I made a recipe book and it was published in Scrapbook Creations a while ago. The book was called "The Busy Cook's Secret Book" because it contained a special recipe that could be changed to make many different meals. I should point out I'm not the world's best cook. The way I see it, anything that takes me out of the kitchen and gives me more time to get into the scrap room has to be a good thing!
I used October Afternoon's "Modern Homemaker" range of papers and chipboard which worked beautifully with the theme.
Here's the cover:
To enhance the "secret' theme I used flaps and envelopes to hide messages in and under.
I can hear you now - yes that book is all very lovely but "What's the secret recipe?" For the first time ever, by popular demand, only to be found on Heather's blog, here it is - the one and only "Secret Recipe"!
1.5kg diced beef - chuck, blade or any any similar cut will do
1 - 2 large onions, chopped
1 leek, sliced
2 cloves garlic, crushed
4 sticks of celery, sliced
4 large carrots, chopped any way you like
Other vegetables (depending on which version you are making - see later notes)
2 x 425 grams cans of diced tomatoes
1/2 cup red wine
1 cup beef stock
some olive oil
1. Brown beef in small batches in olive oil in a frying pan.
2. Transfer beef to a large pot and add all other ingredients.
3. Bring to a boil then reduce heat and simmer, covered, for at least an hour. Remove lid and simmer for another half an hour.
However, knowing the recipe is only half the secret. Knowing what to do with it is the other half. The trick is to convert the basic recipe to create something that appears to be completely different. The above recipe should feed a family of 4 twice, so make one half with one flavour, and the other half with another flavour and serve the second one a couple of days later. Your family will think you spent hours making the second dish.
Here are some of the alteration options:
Here are some other ideas:
Add a jar of your favourite curry paste. Add capsicum, potatoes and peas to a green curry and pumpkin to a yellow or massaman curry. Top with peanuts and coriander. Serve with rice.

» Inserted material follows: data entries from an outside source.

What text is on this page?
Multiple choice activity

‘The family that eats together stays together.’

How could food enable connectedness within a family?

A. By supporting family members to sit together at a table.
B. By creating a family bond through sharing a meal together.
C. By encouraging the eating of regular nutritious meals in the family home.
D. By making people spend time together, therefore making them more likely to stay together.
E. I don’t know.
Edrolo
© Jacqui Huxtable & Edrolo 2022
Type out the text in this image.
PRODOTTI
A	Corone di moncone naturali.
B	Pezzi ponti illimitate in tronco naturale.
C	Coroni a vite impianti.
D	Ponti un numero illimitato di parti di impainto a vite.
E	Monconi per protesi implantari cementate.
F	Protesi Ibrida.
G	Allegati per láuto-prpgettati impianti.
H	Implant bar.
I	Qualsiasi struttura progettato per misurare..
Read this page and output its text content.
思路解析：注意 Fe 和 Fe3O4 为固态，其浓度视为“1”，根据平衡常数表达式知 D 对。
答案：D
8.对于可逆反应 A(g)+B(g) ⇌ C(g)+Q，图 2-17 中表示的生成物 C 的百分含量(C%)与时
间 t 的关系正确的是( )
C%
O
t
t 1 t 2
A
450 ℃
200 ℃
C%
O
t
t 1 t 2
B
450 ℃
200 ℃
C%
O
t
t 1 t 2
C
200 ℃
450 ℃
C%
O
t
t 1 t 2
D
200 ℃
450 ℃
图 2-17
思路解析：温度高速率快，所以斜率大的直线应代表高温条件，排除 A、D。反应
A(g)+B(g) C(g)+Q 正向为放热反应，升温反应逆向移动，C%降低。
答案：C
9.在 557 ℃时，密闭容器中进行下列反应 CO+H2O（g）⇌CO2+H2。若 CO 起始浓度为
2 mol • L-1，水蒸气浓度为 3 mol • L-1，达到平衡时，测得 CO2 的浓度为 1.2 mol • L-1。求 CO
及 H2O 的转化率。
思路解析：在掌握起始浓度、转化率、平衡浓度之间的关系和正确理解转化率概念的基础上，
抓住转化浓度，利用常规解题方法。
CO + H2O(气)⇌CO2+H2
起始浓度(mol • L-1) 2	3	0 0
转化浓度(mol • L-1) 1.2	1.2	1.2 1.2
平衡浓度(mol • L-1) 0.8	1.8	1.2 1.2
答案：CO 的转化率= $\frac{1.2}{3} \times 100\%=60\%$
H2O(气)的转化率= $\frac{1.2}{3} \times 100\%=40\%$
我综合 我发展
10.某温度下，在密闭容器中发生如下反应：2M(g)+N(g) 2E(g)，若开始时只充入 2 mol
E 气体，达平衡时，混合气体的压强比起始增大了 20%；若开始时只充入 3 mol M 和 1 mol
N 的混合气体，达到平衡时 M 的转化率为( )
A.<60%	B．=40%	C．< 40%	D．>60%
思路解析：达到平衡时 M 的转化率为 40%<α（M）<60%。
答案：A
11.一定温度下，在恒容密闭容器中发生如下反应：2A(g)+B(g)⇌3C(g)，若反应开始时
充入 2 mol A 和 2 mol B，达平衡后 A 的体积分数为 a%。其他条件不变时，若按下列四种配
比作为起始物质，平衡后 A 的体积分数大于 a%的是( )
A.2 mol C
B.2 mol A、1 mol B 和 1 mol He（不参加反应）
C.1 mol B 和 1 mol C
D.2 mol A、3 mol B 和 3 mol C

Add rendang paste. Use less veges and serve with rice and salad.
Mum's old fashioned curry
Brown Keens Curry in the pot with a bit of oil before adding the rest of casserole. Add sultanas and diced apple right at the end.
Chicken works really well, either in whole joints or diced. Cook for about half the time you would cook the beef dish for. Think chicken cacciatore, chicken curries, chicken pies etc...
Lamb is great, particularly with Middle Eastern dishes. Cook as for beef.
My daughter is a vegetarian and I have no trouble adapting this recipe for her. In a separate pot I use all the same ingredients except the meat. I make sure I add some sort of protein - chick peas for Middle Eastern, lentils or chick peas for Indian, tofu for Asian etc. Nuts are good as well.
Well there you have it. My secret recipe is secret no more!
I hope you all enjoy it.
This blog was especially for you Helen T!